More new words
Flushed with triumph after introducing a brand new joke Neil Pickford aims even higher this week.
Oh yes and indeed, have no doubt about it. The word ‘purridge’ or ‘purr-age’ is already making its way around the globe, I feel very confident about this.
All right, so I haven’t actually heard anyone saying it yet but you must be aware I don’t get out much. I’m sure it’s already entering the language in little hotspots all around the globe, wherever this blog is read in fact.
So I remain convinced that the word ‘purridge’ will be uttered in my presence, by a total stranger, some time before I die.
No rush – I don’t plan on dying any time soon by the way.
Mind you, it’s not as if creating new words is difficult. People are doing it all the time.
What’s more difficult is getting other people to accept the definition you’re trying to attach to it.
Let’s take a few recent examples: ”redacting” for instance. The concise dictionary definition is: “to put into suitable literary form; revise; edit.”
However, this was the word used to describe the process whereby large chunks of MPs’ expenses were blanked out to prevent inspection by us, the taxpayers. In consequence it has now a sort of: “greedy so-and-sos trying to hide embarrassing details” meaning as well.
Words are powerful things – people might say that a picture paints a thousand words, but certain key words can convey a whole range of emotions, assumptions, preconceptions and even smells.
Take the word “house”. By the time a child is old enough to hold a crayon then many already seem to know that a house is a square box with a door in the middle, a window in each corner, a pitched roof and a chimney with smoke coming out of the top.
A ‘church’ is a building with a pitched roof and a spire – in local children the word may also create a flash impression that is reinforced by memories of visiting Beverley Minster and going on a tour to see our enormous hamster wheel. It may even remind the person of the distinctive smell you encounter in our nave roof.
These words are forms of shorthand, instant communication, which is why politicians and power-hungry charlatans try to use and abuse them. Look how left wing politics appropriated the word: ‘fascist’ Thanks to Hitler everyone knew that fascists were evil, so hurling the term at an opponent was an easy way to discredit them. On the right the word ‘communist’ had the same function.
It’s a thin line between starting to use a word carelessly and actually abusing it (or lying, as I should say). Take the word ‘democratic’ – used as a national name by the most undemocratic countries in the world.- the Congo, for example, Vietnam or, most laughably of all, North Korea.
Before you get to that bare-faced extreme of misuse, however, there is also the tool of exaggeration, designed to achieve an emotional response that the situation doesn’t deserve.
Recently some senior members of the Church of England, active and retired, have been quoted as saying that Christians are being ‘persecuted’ in this country – with all the implications of arrests, violence, confiscation of property and even murder that this word evokes.
Cobblers – the situation is nothing like the 1930s in Germany with the Nazi campaigns against the Jews.
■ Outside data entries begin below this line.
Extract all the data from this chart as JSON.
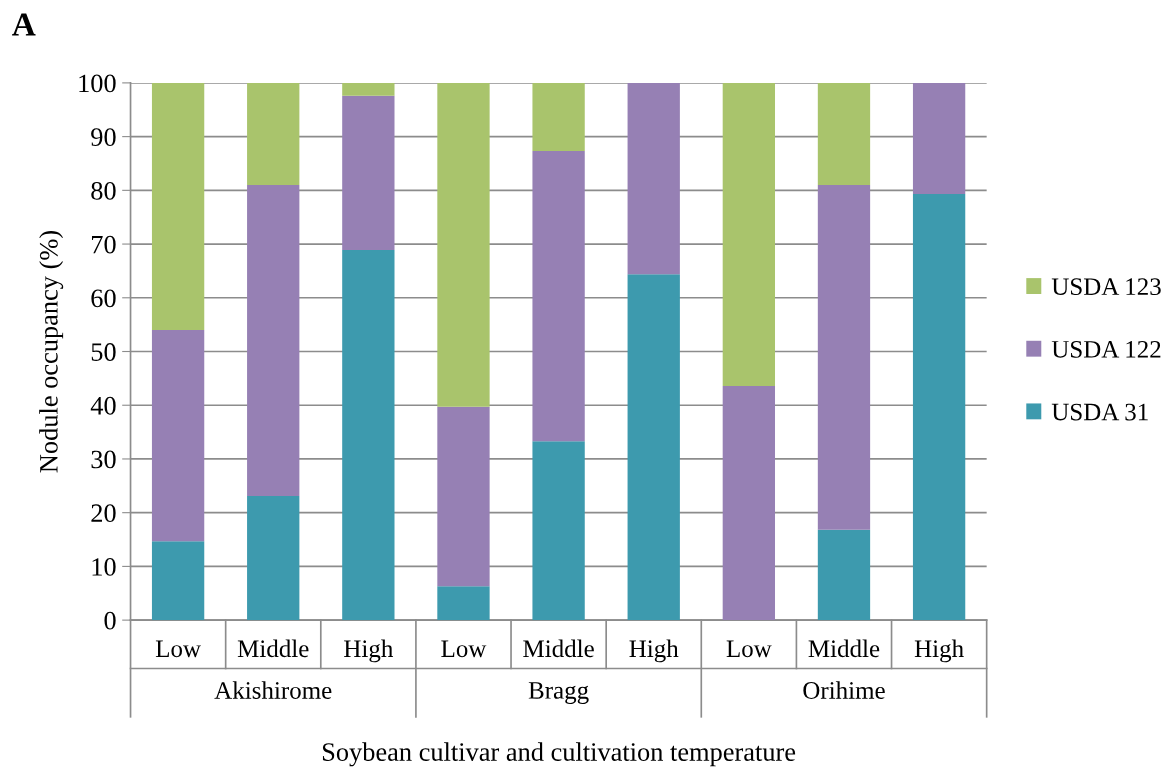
{
  "chart_data": {
    "type": "bar",
    "stacked": true,
    "ylabel": "Nodule occupancy (%)",
    "xlabel": "Soybean cultivar and cultivation temperature",
    "categories": [
      "Low",
      "Middle",
      "High",
      "Low",
      "Middle",
      "High",
      "Low",
      "Middle",
      "High"
    ],
    "series": [
      {
        "name": "USDA 31",
        "color": "#3d9aae",
        "values": [
          14.7,
          23.1,
          68.9,
          6.3,
          33.3,
          64.4,
          0,
          16.8,
          79.3
        ]
      },
      {
        "name": "USDA 122",
        "color": "#9680b4",
        "values": [
          39.3,
          57.9,
          28.7,
          33.4,
          54.0,
          35.6,
          43.6,
          64.2,
          20.7
        ]
      },
      {
        "name": "USDA 123",
        "color": "#a9c46c",
        "values": [
          46.0,
          19.0,
          2.4,
          60.3,
          12.7,
          0,
          56.4,
          19.0,
          0
        ]
      }
    ],
    "annotations": [
      "A",
      "Akishirome",
      "Bragg",
      "Orihime"
    ],
    "ylim": [
      0,
      100
    ],
    "yticks": [
      0,
      10,
      20,
      30,
      40,
      50,
      60,
      70,
      80,
      90,
      100
    ],
    "grid": "y",
    "legend": "right"
  }
}
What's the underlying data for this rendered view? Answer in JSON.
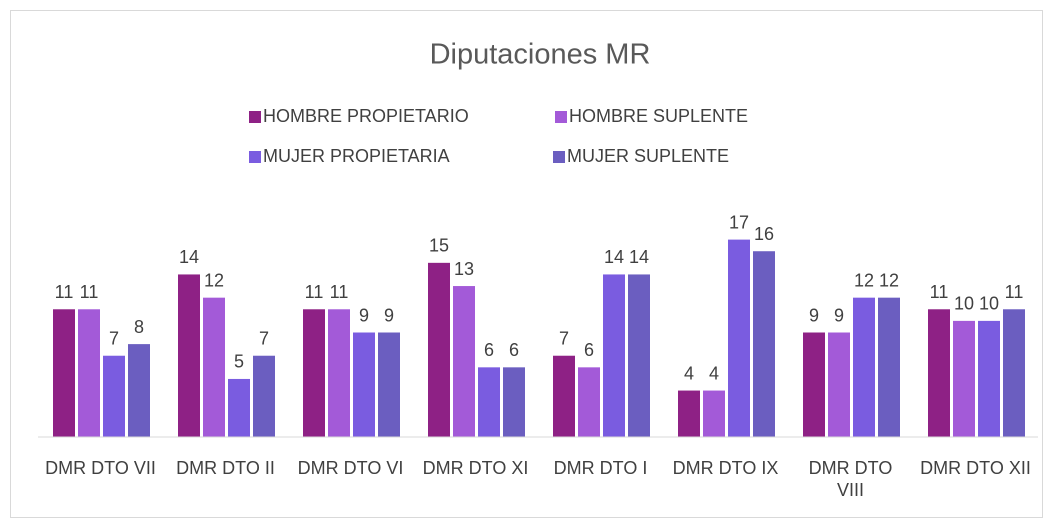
{
  "chart_data": {
    "type": "bar",
    "title": "Diputaciones MR",
    "categories": [
      "DMR DTO VII",
      "DMR DTO II",
      "DMR DTO VI",
      "DMR DTO XI",
      "DMR DTO I",
      "DMR DTO IX",
      "DMR DTO VIII",
      "DMR DTO XII"
    ],
    "series": [
      {
        "name": "HOMBRE PROPIETARIO",
        "color": "#8e2185",
        "values": [
          11,
          14,
          11,
          15,
          7,
          4,
          9,
          11
        ]
      },
      {
        "name": "HOMBRE SUPLENTE",
        "color": "#a35ad8",
        "values": [
          11,
          12,
          11,
          13,
          6,
          4,
          9,
          10
        ]
      },
      {
        "name": "MUJER PROPIETARIA",
        "color": "#7a5ce0",
        "values": [
          7,
          5,
          9,
          6,
          14,
          17,
          12,
          10
        ]
      },
      {
        "name": "MUJER SUPLENTE",
        "color": "#6b5ec0",
        "values": [
          8,
          7,
          9,
          6,
          14,
          16,
          12,
          11
        ]
      }
    ],
    "ylim": [
      0,
      18
    ],
    "legend": "top"
  }
}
Yes, it does appear that symbols and customs of Christianity are being discriminated against in comparison with other religions – at least, according to the result of certain well-reported recent tribunals, but that’s a long way short of ‘persecution’ – and I don’t feel that anyone has benefited from this misuse of the word.
Words ARE important – the precise meaning of words is vital because the human race is distinguished from all other species by its flexible skill with languages. Being able to make multiple connections from the briefest of verbal cues enables us to develop and advance faster than mere evolution could.
That’s why, in my book, the ultimate sin is committed by someone who deliberately misuses words in pursuit of selfish ends – a liar, in other words. It’s not just that they are attempting to mislead, it is also that they are polluting the medium by which humanity develops and provides the potential to improve.
The first objective of Big Brother in George Orwell’s significant tome 1984 was to simplify and direct the language. If this was achieved it would be impossible to think an unofficial thought, because there would be no words left in which to articulate them.
Before that point is reached, however, all progress and hope would have died.
And on that somewhat ponderous note I reach my objective this week, which is to introduce another word into the language.
For this I am indebted to my elder son who said, in all innocence: “Oh, my beloved and most learned Father, may I ask a question?”
Of course I graciously lowered my fluted crystal goblet of finest champagne beside a sterling silver bowl of breakfast cereal and gave him my full attention.
“Dearest Papa,” he continued in a suitably respectful mode: “is it not true that we call a peer’s title a ‘peerage’? Is not the money in my pocket ‘coinage’? Is a collection of random distorted items after an accident ‘wreckage?’”
“Yes,” I vouchsafed cautiously, seeing where this might be heading.
“Then, revered ancestor,” he concluded triumphantly. “Should not the process of solicitors advertising legal services, as seen in the many no-win, no-fee television adverts, be described as ‘Sue-age’?
Hmmm – yes, somehow it just sounded right. I hope you agree.